Against the backdrop of the ‘V.I. Lenin proclaims Soviet power’ painting of 1917, Marxist Society President Oliver Brotherton led a historical tour through the rise and fall of 20th century fascism in Germany and Italy. “Fascism is typically a mass movement in the streets”, he said, “the ruling class picks them up and puts them in power… to completely annihilate the working class”. Fascism was painted as “society’s last resort” when neither the capitalist class nor the working class had the ability to take power – and instead authoritarian Bonapartism arises.
An important and heartening distinction was made in the speech; that in the 20th century, Fascism was wholeheartedly espoused by the majority of the educated class including teachers, professors and civil servants. Now, however, Fascism doesn’t reach these sectors of educated society because the economic excesses of the powerful have rendered these people into the working class category. Referencing the strikes of last academic year, the speaker quipped that “university lecturers had been treated like they work in McDonalds”.
In addressing the nature of far-right political movements, the speaker said “These people are angry. They’re really pissed off and they don’t know what they want.” A consensus formed amongst the audience and society members that the most effective way to oppose such reactionary movements was for the Left “‘to stop being ashamed of itself” and “present a clear alternative”.
Despite the at times combative tone of the meeting, the members were clear to denounce any use of violence in the struggle to oppose Fascism and encourage Socialism. Simon Gomez Azza said “the proper way to fight Fascism… is to hammer the nail hard, to show no mercy and march against them.”
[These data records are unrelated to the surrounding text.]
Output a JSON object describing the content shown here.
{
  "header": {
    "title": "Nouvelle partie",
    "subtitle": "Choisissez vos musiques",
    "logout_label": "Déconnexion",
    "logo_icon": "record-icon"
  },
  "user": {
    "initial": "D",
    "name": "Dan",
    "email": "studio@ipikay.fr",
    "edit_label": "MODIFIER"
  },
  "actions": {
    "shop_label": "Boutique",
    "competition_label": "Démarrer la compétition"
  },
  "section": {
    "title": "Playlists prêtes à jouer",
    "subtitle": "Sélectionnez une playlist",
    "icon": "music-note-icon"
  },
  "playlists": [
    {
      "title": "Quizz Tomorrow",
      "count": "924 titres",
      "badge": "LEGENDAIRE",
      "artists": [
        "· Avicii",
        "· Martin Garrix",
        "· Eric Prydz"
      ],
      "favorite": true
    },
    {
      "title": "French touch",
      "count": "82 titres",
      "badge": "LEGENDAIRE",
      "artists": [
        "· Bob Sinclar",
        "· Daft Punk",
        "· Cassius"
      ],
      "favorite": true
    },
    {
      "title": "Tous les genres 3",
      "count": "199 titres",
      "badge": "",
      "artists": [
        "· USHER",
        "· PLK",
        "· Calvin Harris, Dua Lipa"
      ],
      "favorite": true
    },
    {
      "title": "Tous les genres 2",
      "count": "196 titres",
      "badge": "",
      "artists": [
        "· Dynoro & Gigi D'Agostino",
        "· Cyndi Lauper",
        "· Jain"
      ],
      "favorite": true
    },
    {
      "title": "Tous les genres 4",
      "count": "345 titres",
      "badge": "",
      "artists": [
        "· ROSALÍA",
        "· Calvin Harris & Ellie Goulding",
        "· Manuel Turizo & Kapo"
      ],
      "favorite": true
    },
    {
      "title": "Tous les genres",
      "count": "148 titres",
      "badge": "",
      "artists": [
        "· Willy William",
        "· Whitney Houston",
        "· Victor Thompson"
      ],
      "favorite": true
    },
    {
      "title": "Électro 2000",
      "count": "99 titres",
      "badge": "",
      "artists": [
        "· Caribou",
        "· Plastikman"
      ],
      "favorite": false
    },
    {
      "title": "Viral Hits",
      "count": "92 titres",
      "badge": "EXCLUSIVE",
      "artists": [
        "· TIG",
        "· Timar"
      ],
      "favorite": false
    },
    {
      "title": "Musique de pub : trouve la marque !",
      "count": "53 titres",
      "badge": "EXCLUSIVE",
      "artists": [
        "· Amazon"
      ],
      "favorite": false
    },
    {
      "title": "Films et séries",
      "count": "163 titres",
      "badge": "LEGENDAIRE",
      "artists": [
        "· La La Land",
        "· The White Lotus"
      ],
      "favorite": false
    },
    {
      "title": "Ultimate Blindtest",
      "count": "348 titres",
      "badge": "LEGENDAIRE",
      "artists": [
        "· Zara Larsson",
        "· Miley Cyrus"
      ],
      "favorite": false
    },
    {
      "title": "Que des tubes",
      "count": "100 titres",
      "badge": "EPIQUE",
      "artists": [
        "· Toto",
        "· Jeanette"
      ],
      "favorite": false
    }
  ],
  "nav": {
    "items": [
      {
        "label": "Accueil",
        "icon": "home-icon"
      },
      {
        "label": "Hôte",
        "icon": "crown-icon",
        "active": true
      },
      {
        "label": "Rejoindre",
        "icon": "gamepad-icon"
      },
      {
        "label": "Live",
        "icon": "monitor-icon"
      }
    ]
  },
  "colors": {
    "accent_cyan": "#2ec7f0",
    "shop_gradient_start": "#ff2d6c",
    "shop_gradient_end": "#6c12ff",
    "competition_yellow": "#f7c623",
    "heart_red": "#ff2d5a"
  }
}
A major critique put forward at the meeting regarding Fascism was the lack of foundational principles or ideology behind the movement. This, it was said, makes Fascism easy to oppose by drawing attention to the Capitalist system which is the cause for the majority of human suffering.
This masking of Capitalism as the essential problem in society was given as the reason for the rise of far-right, xenophobic populism. One audience member criticized a culture of reactionary media by claiming “racism is a rhetoric pushed by the right wing elements to hide the real problem.”
Towards the end of a passionate and thorough discourse, the opportunity for socialist activism to reach a wider audience was stressed. According to the speaker, a divide was growing between the power of the ruling class and the people as the former “in capitalist society can’t really govern the way they used to.” In frank terms, the meeting approached its conclusion with an emphatic prognosis to cure the polarization of society: “the only way to resolve this is for the working class to take power.”